Она умирала и грезила…
Казалось, сейчас поднимется и скажет:
– Мне лучше…Сколько я ни всматривался в даль памяти, вместо лица Клеопатры неотступно видел Рыжеволосую Венеру.
Дверь автобуса открылась, и туристы, которые собрались возле, один за другим скрывались в его чреве. Я еще какое-то время постоял на улице.
– Ну идите же… – махнула рукой женщина в белом. – Уже отправляемся…
На мгновение у меня возникло сильное предчувствие, что я впутываюсь во что-то неотвратимо-разрушительное.
– Поехали…
Я вдруг ощутил странное чувство неизмеримого голода, в котором был привкус еще одного чувства – страха, от которого само основание любви к ней шаталось в моем сознании.
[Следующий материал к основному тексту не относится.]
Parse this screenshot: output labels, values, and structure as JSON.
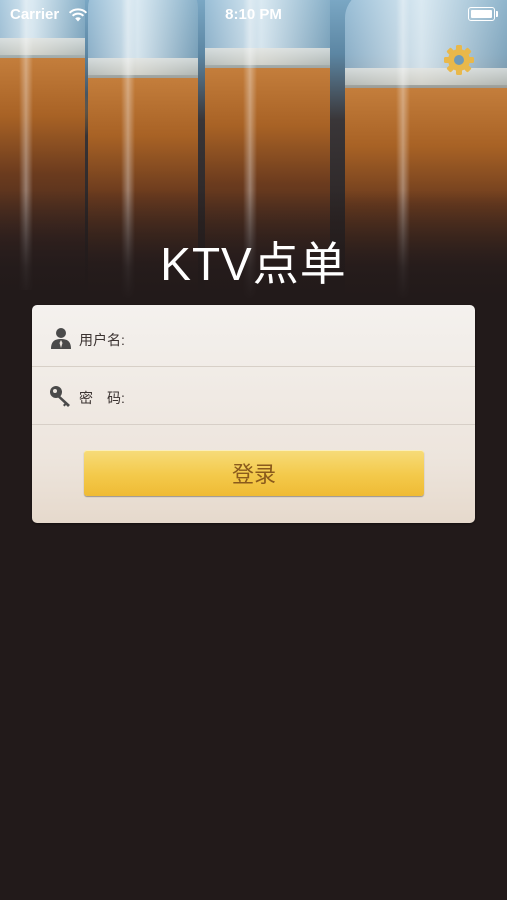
{
  "status_bar": {
    "carrier": "Carrier",
    "time": "8:10 PM"
  },
  "header": {
    "title": "KTV点单",
    "settings_icon": "gear-icon"
  },
  "login_form": {
    "username_label": "用户名:",
    "username_value": "",
    "username_icon": "user-icon",
    "password_label": "密　码:",
    "password_value": "",
    "password_icon": "key-icon",
    "login_button_label": "登录"
  },
  "colors": {
    "background": "#221a1a",
    "button": "#f3c94a",
    "button_text": "#8a5a1c",
    "gear": "#e9b84a"
  }
}
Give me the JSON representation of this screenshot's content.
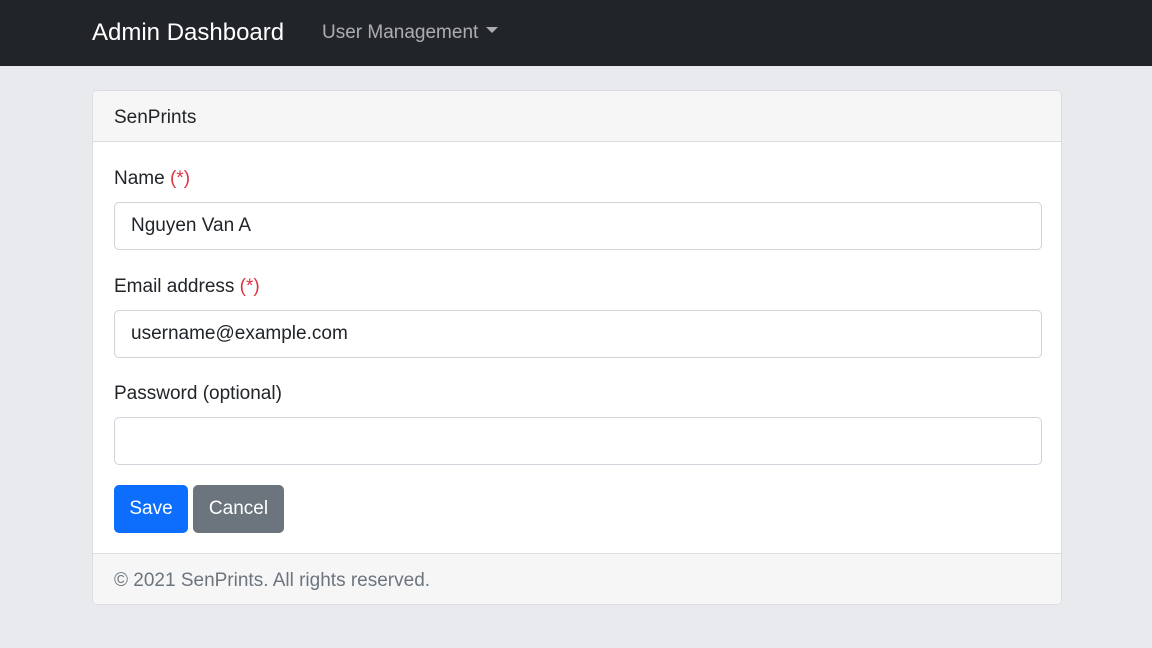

Одно место в самом конце автобуса было свободным. Я сел, хотя меня переполняла жажда движения. Рядом со мной сидел седой усатый джентльмен с трубкой в зубах. Курить в автобусе не разрешалось, и он то и дело вынимал трубку и тоскливо постукивал по ней пальцем.
Я смотрел в окно. К вечеру город был одержим манией величия. Освещенные мягким земным светом тела домов, казалось, соприкасались, словно вырвавшиеся на свободу силы природы. Бронзово-зеленоватое солнце отливало металлическим блеском.
Что-то хлопнуло.
«Лопнула трубка у соседа», – решил я. Трубка лопнула и развалилась. Небольшая катастрофа между зубами. Но тут я увидел, как губа моего соседа отлетела в сторону. В голове у меня проскочило, помню, много мыслей, в то время как губа летела куда-то к потолку, затем ее догнало несколько ушей, а потом все это упало в угол, у окна. Я даже услыхал, как губа шлепнулась об пол. Там она лежала оторванная. Верхняя губа.
Здоровенный ее кусок с усами. Точно забрел в психушку…
Мир вокруг выгибался.
Хотелось вырваться и закричать от ярости и отчаяния, и я попытался выбить окна. Меня переполнял страх, а тут еще какой-то тип душил панка, обвешанного туалетными цепочками и в штанах из пластика, мужчина, одетый римским папой, ставил на колени парня в армейской куртке, на которой было написано: «Ленин жив, Ельцин здоров». И самое ужасное – та женщина в белом… Она упала на спину, и когда я над ней наклонился, выскользнула из трусиков, но чтоб подчеркнуть свою скромность, успела заколоть срамные губы булавкой.
Я был поражен цветом – ярко-красным.
Казалось, глаза проникли под кожу.
Была тяжесть от тошноты.
Изнемогал, падал вниз – никак не мог достичь пола.
В следующую минуту я разговаривал с каким-то мужчиной, у которого непрестанно съезжала на сторону голова…
Да, тот еще город!Страшной силы взрыв потряс автобус. Позже будут разбираться, как же это террористы сумели проникнуть в него и оставить там заряд, но сейчас все вдруг передо мной погасло. Вокруг была совершенно очевидная темнота, материальная, но ненастоящая…
Уже в больнице темнота сменилась белесым туманом.
Не было звука.
Не было запахов. Какие-то странные картинки прошлой жизни. Дорога в Вифлеем.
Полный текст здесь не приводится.